Darüber hinaus ist anzumerken, dass das Baurecht unterschiedliche Baugebietskategorien definiert,
aus denen sich unterschiedliche rechtliche Schutzansprüche generieren. So entstehen aus
Wohnungen z. B. auch Abwehransprüche gegen gewerbegebietstypische Belastungen. Umgekehrt
haben Eigentümer und Nutzer einer Baugebietskategorie, so auch von Gewerbegebieten, einen
Gebietserhaltungsanspruch, d. h. darauf, dass die ihnen dort baurechtlich zustehenden
Gestaltungsmöglichkeiten nicht durch die Genehmigung in dieser Baugebietskategorie unzulässiger
Nutzungen beschnitten werden. Daraus könnten wiederum Schadenersatzansprüche entstehen.
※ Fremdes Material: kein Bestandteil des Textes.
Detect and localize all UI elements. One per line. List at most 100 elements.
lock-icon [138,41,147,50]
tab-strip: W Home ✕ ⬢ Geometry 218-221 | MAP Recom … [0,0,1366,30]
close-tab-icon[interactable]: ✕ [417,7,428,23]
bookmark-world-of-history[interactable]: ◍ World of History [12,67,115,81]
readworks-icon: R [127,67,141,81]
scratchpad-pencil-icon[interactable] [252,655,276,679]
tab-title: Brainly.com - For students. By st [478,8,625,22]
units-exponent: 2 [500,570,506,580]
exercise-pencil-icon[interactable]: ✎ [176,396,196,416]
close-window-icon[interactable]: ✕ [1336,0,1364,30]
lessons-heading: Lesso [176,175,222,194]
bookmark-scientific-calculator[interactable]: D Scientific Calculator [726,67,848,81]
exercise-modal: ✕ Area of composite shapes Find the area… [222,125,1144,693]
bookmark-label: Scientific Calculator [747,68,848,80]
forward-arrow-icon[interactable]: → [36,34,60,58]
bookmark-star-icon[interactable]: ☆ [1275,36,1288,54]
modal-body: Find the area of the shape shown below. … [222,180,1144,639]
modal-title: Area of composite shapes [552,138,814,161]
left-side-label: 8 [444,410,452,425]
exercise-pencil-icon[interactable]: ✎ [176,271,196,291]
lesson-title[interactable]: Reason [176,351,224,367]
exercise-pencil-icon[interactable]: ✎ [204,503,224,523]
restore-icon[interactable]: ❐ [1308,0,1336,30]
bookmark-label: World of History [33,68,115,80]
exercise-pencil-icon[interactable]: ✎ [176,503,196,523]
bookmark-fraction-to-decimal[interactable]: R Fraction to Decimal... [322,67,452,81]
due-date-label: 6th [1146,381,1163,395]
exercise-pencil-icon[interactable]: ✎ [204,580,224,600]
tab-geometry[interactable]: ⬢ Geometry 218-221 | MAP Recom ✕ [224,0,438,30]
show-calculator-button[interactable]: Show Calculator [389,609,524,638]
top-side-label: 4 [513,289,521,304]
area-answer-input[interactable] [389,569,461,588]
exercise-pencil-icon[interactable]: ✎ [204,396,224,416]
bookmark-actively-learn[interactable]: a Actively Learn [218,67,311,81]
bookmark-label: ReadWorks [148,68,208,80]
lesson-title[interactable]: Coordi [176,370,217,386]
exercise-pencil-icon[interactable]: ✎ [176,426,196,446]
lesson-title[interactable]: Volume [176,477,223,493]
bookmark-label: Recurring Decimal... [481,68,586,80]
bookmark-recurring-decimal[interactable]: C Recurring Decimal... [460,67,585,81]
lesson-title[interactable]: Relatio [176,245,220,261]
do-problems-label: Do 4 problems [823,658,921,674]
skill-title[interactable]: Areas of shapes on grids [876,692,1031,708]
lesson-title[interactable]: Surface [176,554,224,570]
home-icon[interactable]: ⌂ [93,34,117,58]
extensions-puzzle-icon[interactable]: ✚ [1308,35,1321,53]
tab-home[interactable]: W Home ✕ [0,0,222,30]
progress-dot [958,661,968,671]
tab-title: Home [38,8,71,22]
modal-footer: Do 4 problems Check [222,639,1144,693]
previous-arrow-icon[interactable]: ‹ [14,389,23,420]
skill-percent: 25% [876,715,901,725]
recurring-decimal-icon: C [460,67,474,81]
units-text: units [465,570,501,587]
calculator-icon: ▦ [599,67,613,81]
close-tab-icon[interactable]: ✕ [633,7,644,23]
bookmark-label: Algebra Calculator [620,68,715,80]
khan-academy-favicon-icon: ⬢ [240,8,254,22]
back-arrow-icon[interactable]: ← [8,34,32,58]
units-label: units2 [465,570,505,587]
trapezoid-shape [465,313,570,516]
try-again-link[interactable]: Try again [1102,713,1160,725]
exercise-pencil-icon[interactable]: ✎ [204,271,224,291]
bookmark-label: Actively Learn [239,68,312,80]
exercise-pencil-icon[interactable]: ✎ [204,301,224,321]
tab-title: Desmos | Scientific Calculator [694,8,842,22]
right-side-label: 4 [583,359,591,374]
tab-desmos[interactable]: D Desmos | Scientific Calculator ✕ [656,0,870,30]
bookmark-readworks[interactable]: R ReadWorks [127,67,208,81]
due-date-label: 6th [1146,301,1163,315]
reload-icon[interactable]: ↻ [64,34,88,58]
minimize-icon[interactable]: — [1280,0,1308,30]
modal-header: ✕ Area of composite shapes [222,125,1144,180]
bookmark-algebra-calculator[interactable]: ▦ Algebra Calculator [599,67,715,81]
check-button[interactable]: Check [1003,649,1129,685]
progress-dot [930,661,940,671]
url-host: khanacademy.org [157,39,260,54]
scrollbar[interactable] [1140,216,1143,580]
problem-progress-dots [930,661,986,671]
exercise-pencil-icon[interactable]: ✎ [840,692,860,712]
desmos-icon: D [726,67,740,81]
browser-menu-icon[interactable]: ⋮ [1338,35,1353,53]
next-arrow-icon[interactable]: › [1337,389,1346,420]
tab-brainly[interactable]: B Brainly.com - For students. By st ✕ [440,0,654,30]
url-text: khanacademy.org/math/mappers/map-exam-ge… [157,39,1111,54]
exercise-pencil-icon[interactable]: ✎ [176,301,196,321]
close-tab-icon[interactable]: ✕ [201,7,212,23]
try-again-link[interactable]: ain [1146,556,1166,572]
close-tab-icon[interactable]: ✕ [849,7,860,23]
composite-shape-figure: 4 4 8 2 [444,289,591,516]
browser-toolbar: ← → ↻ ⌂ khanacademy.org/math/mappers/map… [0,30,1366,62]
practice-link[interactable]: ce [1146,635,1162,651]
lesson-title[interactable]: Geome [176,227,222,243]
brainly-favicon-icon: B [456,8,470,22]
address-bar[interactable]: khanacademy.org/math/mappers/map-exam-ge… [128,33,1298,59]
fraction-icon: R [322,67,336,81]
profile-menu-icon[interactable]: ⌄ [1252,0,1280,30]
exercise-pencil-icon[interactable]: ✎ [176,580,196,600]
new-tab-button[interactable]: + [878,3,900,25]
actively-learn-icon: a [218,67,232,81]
Konkret hieße das: Wenn sich beispielsweise ein Ballsportverein in der Nachbarschaft ansiedeln
wollte, könnten sich aus der (noch) vorhandenen Dauerwohnnutzung in der Amalie Wohnanlage
Abwehransprüche gegen diese Ansiedlung (z. B aus Gründen der Lärmbelästigung) ergeben,
obwohl die Sportnutzung den Festsetzungen des Bebauungsplanes Nr. 170 entspricht. Die
unrechtmäßige Nutzung würde somit einer rechtmäßigen Nutzung den Zugang zur Umgebung des
Standortes verwehren. Das Auftreten derartiger Disparitäten sollte unbedingt vermieden werden, da
damit dem Unrecht Recht verliehen, dem rechtskonform handelnden Bürger und in der Folge einer
planerisch gewollten, geordneten Entwicklung des Areals der Boden entzogen würde.